The question came out perhaps a little louder than I had intended, more aggressive than I might have meant, but truth be told, it was how I felt. Yeah, my gut told me that Boston Police Detective Mac Foley wasn’t one of the bad guys in this case. And maybe some oblique part of my mind told me the same thing. But the facts didn’t speak particularly well for him at the moment, and thus, neither would I.

“It’s a setup, Jack. They’re making me a scapegoat. They’re trying to do to me what they did to Albert DeSalvo forty years ago — pin the whole thing on someone, make all the unpleasant facts go away, and then ride it all to whatever victories they’re chasing.”

I asked, “Did you kill Jill Dawson or Lauren Hutchens or Kimberly May?” Their names rolled off my tongue like those of old friends.

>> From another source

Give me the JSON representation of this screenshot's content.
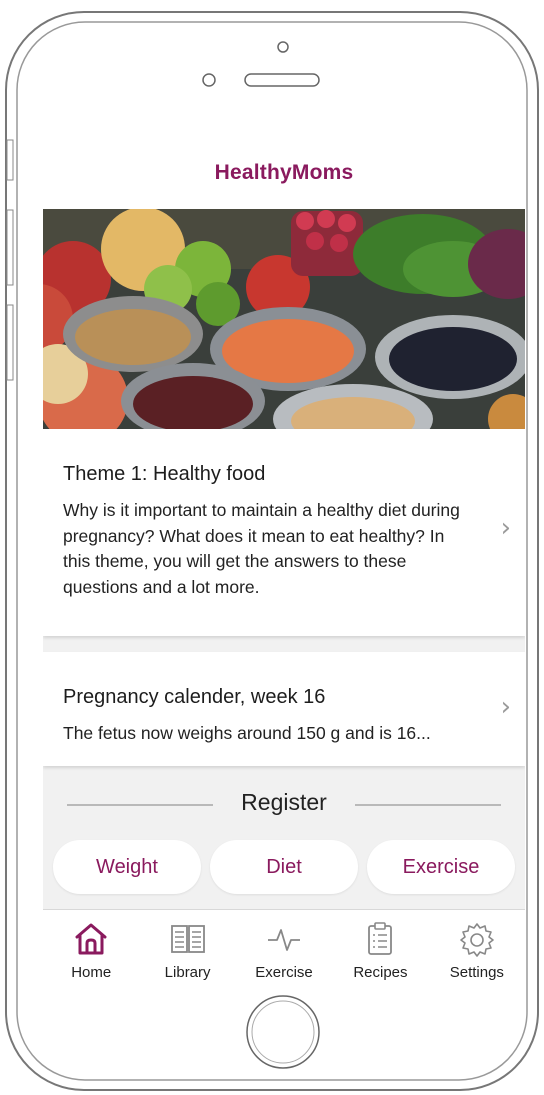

He was standing now, pacing the short part of the room by the door.

“I didn’t kill anyone,” he said, though he said this while staring down at his shoes.

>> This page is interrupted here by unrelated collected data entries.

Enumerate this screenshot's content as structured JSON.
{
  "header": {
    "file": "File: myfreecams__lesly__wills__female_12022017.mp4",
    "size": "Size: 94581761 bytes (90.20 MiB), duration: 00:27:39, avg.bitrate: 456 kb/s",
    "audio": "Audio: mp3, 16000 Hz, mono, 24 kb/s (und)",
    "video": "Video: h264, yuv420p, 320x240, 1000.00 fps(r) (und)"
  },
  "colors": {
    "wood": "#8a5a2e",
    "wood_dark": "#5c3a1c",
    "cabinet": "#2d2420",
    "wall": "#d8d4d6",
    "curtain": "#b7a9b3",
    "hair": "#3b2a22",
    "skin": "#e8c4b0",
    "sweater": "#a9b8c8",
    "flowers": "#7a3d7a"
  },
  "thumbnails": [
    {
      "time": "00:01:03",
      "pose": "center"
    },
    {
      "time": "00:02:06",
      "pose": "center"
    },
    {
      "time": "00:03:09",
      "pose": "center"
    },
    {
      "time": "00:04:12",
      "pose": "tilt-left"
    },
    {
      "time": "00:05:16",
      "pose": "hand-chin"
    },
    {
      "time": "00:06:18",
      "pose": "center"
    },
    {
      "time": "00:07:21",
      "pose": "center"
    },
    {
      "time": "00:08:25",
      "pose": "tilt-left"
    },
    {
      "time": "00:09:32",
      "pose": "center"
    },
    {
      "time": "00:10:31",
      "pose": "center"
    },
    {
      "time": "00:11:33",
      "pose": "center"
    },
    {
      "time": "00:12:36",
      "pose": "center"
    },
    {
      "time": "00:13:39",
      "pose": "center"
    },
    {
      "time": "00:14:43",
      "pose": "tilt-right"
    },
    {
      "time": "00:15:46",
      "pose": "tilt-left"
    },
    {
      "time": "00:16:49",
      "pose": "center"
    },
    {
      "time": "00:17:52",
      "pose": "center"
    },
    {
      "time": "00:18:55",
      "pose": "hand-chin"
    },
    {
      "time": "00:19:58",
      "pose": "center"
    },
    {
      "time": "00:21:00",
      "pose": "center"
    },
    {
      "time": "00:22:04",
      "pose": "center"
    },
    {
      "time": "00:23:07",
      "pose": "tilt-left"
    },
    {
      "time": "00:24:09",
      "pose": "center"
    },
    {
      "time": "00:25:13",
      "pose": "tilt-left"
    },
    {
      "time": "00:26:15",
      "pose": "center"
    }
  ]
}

“Did you steal Elizabeth Riggs’s license?”

Silence. He continued to pace. He looked up at me and said, “You need to talk to Paul Vasco. Have you talked to Paul Vasco?”

“Last week,” I said, the words encased in anger as they slipped out of my mouth. I added, “You didn’t answer my question. Did you steal Elizabeth Riggs’s license?”

Abruptly, he slapped his fist against the back of his chair, sending it toppling over.

“You’re asking the wrong questions.” He yelled this more than he said it, his voice bouncing off the hard walls and glass and ricocheting around the room. “You’re asking the wrong fucking questions of the wrong fucking people.”

“Did you steal Elizabeth Riggs’s license?”

He plunked himself down in the next chair over from mine. He looked me hard in the eye. “Jack, I’ve done nothing wrong. You’ve got to talk to Vasco again. You’ve got to tell him that I’m at risk of being charged. You’ve got to get to the bottom of this story, the killings now, the killings then.”

His voice was growing panicked now, his eyes turning wild. “Please, Jack, talk to Vasco. Please.”